対戦再び
――ここは人里。といってもテネブリスの爆炎によって更地と化した今、その名残は全くなかった。
「……では始めるかのう……。積年の恨みを解き放ち、願いを成就するときがきたのじゃ!」
荒野の中、テネブリスは独り言を大きく叫んだ。
「……あの爆炎から生きて帰るとはのう。まだ邪魔をするか……マリー」
テネブリスはキッと魔法の森の方向を睨みつけた。彼方から超スピードで飛んできたのは……霧雨魔理沙だった。
「戻って来てやったぜ! 老魔女さんよぉ!」
「……マリーではないじゃと? なぜ運を持たぬお前が魔法を使い、空を飛んでいる?」
「……受け継いだんだぜ。母さんとおばさんからな!」
「なるほど……。マリーは自分の命と引き換えに、貴様に運を渡したということか……。無駄なことをしたものじゃ」
「無駄なんかじゃないぜ。今からお前をブッ倒せるんだからな!」
「クク……。できるはずがなかろう。逃げておけば良かったものを……。せっかく生き延びた命を無駄にするとはのう」
「幻想郷を放って逃げられるわけないんだぜ」
「ふん。そこまでこの地を愛しておるか。ならばこの幻想郷諸共貴様を屠ってくれよう……!」
「やれるもんならやってみやがれ!」
テネブリスは『境界を操る程度の能力』を応用し、空間を切断する。次元を切り裂く刃が魔理沙へと迫るが、魔力を込めた箒で受け止めた次の瞬間、次元刀はパリンと音を立てて粉々に砕け散った。
「やはり境界の力に目覚めておるか。破壊限定とはいえマリーを上回る力……。小癪な娘じゃのう」
「……『人間因子』を持つ者が使える力だみたいなことを言ってたな。人間因子ってのはなんだ? 今度こそ答えてもらうんだぜ」
「何度も言わせるでない。貴様に説明する必要はない!」
テネブリスは杖を魔理沙に向け、水魔法を放射した。高圧の水魔法が魔理沙に襲いかかるが……。
「……コントロールしてやる!」
魔理沙は水に向かって魔力を放出した。魔理沙の魔力を受けた水魔法は勢いを失い、球状になる。
「四大元素のひとつ、水をその支配下に置いたか……。
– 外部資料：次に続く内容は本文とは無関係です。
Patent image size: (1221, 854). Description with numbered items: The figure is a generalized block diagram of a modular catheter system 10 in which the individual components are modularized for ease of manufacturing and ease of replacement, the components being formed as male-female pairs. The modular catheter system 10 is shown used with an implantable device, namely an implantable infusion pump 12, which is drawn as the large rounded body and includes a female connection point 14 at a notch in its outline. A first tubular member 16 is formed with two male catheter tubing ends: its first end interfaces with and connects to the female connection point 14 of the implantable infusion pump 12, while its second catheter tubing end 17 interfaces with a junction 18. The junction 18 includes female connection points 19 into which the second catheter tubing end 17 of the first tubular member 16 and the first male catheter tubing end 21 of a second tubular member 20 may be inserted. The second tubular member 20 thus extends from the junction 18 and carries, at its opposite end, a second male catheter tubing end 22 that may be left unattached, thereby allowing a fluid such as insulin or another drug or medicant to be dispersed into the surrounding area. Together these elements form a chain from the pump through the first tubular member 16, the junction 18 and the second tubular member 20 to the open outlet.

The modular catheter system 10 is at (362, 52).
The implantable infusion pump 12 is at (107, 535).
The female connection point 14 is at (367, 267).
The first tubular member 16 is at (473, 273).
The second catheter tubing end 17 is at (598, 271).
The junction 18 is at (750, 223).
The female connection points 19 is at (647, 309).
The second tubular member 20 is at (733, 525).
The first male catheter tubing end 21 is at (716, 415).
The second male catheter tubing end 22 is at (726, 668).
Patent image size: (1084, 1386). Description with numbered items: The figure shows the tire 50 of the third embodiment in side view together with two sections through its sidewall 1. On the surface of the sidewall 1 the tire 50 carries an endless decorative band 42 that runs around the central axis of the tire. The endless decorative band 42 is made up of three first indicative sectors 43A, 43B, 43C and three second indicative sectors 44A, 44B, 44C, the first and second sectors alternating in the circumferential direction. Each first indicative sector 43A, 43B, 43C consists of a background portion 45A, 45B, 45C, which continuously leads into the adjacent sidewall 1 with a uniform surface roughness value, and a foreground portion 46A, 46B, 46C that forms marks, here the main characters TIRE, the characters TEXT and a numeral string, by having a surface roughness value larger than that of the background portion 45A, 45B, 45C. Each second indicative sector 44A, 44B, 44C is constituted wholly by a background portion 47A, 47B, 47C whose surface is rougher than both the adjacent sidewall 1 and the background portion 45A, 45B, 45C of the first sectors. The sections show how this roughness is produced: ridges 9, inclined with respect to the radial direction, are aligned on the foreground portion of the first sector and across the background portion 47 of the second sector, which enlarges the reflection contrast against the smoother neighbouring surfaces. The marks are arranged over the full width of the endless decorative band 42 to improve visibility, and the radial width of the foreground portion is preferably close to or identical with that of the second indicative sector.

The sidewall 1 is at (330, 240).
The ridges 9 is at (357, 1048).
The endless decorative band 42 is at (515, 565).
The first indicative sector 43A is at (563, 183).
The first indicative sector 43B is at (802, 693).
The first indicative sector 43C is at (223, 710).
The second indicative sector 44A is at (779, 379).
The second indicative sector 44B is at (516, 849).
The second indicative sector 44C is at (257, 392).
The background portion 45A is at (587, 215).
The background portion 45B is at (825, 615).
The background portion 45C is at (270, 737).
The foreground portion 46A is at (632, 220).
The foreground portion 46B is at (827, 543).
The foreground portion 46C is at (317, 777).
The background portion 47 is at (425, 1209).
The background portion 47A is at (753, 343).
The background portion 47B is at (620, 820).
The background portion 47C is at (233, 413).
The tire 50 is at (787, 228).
ならばこれならどうじゃあ!」
今度はかまいたちのごとき強風が魔理沙に襲いかかった。風圧に耐えられなかった魔理沙は上空へと吹き飛ばされる。
「クッソ! なんて風吹かせやがる!?」
箒を握り締め、空中で体勢の確保を試みる魔理沙。だが、目の前に『スキマ』が現れる。「死ね! 小娘!」
突如としてスキマから出てきたテネブリスはバランスの戻らない魔理沙に次元の刃を首元に向かって射出する。
「うわっ!?」
なんとか体をのけ反らせて避けた魔理沙だったが、次元刀の先端が顔を掠める。慌ててテネブリスに正対するが、わずかに切れた右頬から血が垂れる。
《やはりな。霧雨魔理沙の境界を破る力は常時発動しているわけではないようじゃのう。防御のために魔力を盾にした時にだけ発動する……。コントロールできているわけでもない。一種の生存本能のようなものじゃ。魔力を込める隙を与えなければ、ワシの境界を操る程度の能力に干渉することはできん》と、テネブリスは魔理沙の能力を分析する。
「くっ!? 私の力は完全にあの婆さんの能力を封じるものじゃないのか!?」
「どうやら、ワシの攻撃をこれまで防げていたのは偶然だったようじゃのう!」
テネブリスは魔理沙の動揺を誘おうとする。魔理沙が防御ではなく、逃げに入れば次元の刃で屠れると考えたからだ。しかし、魔理沙は逃げない。
「防げないなら、やられる前にやるだけだ!」
ミニ八卦炉をポケットから取り出し、発射体勢を構えた魔理沙は大声で術の名を叫ぶ。
「マスタースパァアアアアアク!!」
「高密度の巨大エネルギー光線か!」
テネブリスは自身の周囲に球状のバリアを張った。飲み込まれるテネブリス。一時の間の後、マスタースパークが通り過ぎ、ひびの入ったバリアに覆われたテネブリスが姿を現す。
「……効かないか……」
「ワシの防護魔法に傷をつけるとはのう……」
想定を超えた相手の力量。魔理沙は苦笑いを、テネブリスは余裕のある笑みを、それぞれ浮かべるのだった。